Para mi abuelo, el patriarca, Fiestas Patrias era un acontecimiento aparte, más que una fecha marcada en el calendario. Se vestía impecable, como quien asiste a una fiesta, y se sentaba a ver la Gran Parada Militar desde su televisor. Se dejaba deslumbrar por nuestro armamento, la gallardía militar, la investidura, los trajes, el aspaviento, la tradición insurrecta. Nada lo hacía más feliz. Alimentaba su fe ciega comprando diarios de corte sensacionalista en los que se titulaba: «Descubre la verdadera historia de la Guerra del Pacífico» o «Perú compra armamento ruso», para nutrir su espíritu nacionalista.

Era un militar en retiro, pero sin insignia. Un hombre destinado a combatir todos los males de una sociedad vil desde su pequeño sitial en el mundo. Había hecho del Perú una casa aún más grande desde su preocupación y bondad por el resto. Era capaz de quitarse la casaca para entregársela a quien la necesitara o de dar sus tierras a un amigo al que la vida lo había golpeado más de la cuenta. Siempre desarraigado, desposeído de las cosas terrenales. Su vida transcurría a través de la naturaleza de su casa vieja en Pisco. La ciudad le agobiaba y solo venía para visitarnos o para ir a una cita médica.

Cuando sus nietos éramos pequeños, nos hacía preguntas de cultura general. De su bolsillo caían generosas propinas que ganábamos si adivinábamos las respuestas. Era ocurrente, gracioso, simpático e ingenioso. «¿Cuál es la capital de Francia?», gritaba, y todos nos peleábamos para responder. Me da la impresión de que, producto de los juegos, años más tarde me interesaría de forma autónoma por aquellos temas sin que existiera una recompensa de por medio. Puede que involuntariamente haya moldeado mi pasión. También jugábamos cartas, era un gran conocedor de los naipes. Tenía varios juegos debajo de la manga que intercalábamos mientras la tarde caía.

Extraordinario, patriótico, inteligente y con un gran sentido del humor. Algunas veces, cuando se acercan estas fechas, su imagen se acentúa.

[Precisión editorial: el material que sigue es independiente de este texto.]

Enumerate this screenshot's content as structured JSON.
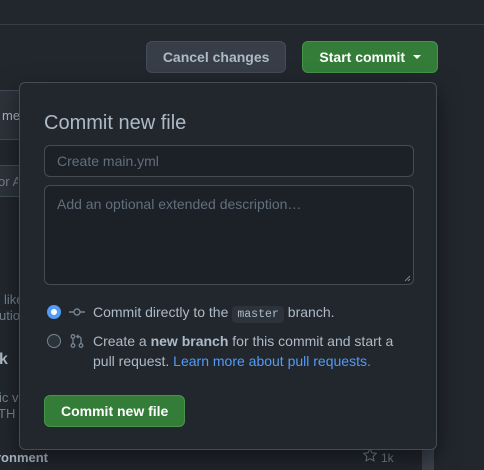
{
  "header": {
    "cancel_label": "Cancel changes",
    "start_commit_label": "Start commit"
  },
  "background": {
    "frag_me": "me",
    "frag_or": "or A",
    "frag_like": "like",
    "frag_utio": "utio",
    "frag_k": "k",
    "frag_ic": "ic v",
    "frag_th": "TH",
    "frag_env": "ronment",
    "star_count": "1k"
  },
  "popover": {
    "title": "Commit new file",
    "summary_placeholder": "Create main.yml",
    "description_placeholder": "Add an optional extended description…",
    "option_direct": {
      "prefix": "Commit directly to the",
      "branch": "master",
      "suffix": "branch.",
      "checked": true
    },
    "option_new_branch": {
      "prefix": "Create a",
      "bold": "new branch",
      "middle": "for this commit and start a pull request.",
      "link": "Learn more about pull requests.",
      "checked": false
    },
    "submit_label": "Commit new file"
  },
  "colors": {
    "accent_blue": "#539bf5",
    "primary_green": "#347d39",
    "background": "#22272e"
  },
  "icons": [
    "git-commit-icon",
    "git-pull-request-icon",
    "chevron-down-icon",
    "star-icon"
  ]
}
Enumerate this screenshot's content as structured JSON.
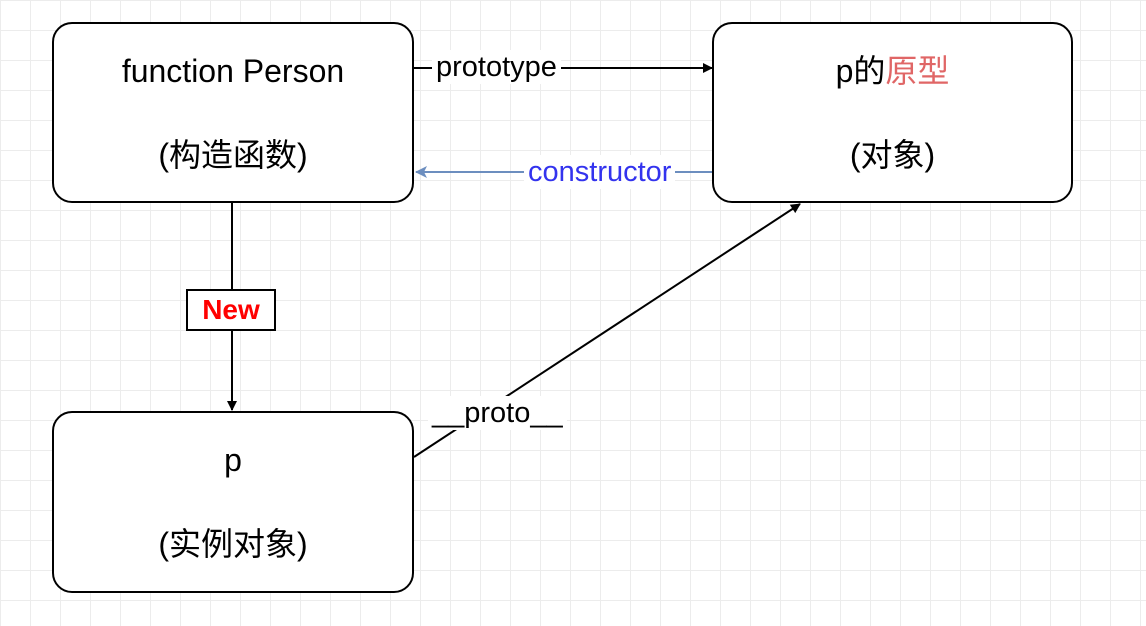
{
  "nodes": {
    "person": {
      "title": "function Person",
      "subtitle": "(构造函数)"
    },
    "proto_obj": {
      "title_prefix": "p的",
      "title_accent": "原型",
      "subtitle": "(对象)"
    },
    "instance": {
      "title": "p",
      "subtitle": "(实例对象)"
    }
  },
  "edges": {
    "prototype": "prototype",
    "constructor": "constructor",
    "new": "New",
    "proto": "__proto__"
  },
  "colors": {
    "accent": "#e06666",
    "constructor_text": "#3333ee",
    "constructor_line": "#6c8ebf",
    "new_text": "#ff0000"
  }
}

Pienso en cómo estaría ante el trajín político, en su vehemencia y las grandes conversaciones que tendríamos. Tal vez abriríamos ese whisky que guardaba en el rincón más preciado de la casona o inventaríamos una excusa para celebrar juntos. Pero mi vida transcurre lejos de él.

Mi abuelo fue una figura implacable que me dejó la mayor herencia que podría tener un nieto: el apellido. Aún viajo a Pisco, lugar donde se acogió la plenitud de sus años y sabiduría. A lo lejos, un poblador pronuncia mi apellido mientras hace un gesto de adiós. Pienso que le hablan a mi abuelo, que todavía prevalece, que está sentado en el zaguán y que aún nos debemos una última partida de cartas. Es la razón de mi retorno. Vuelvo para recordar mis raíces y sentir su presencia invisible.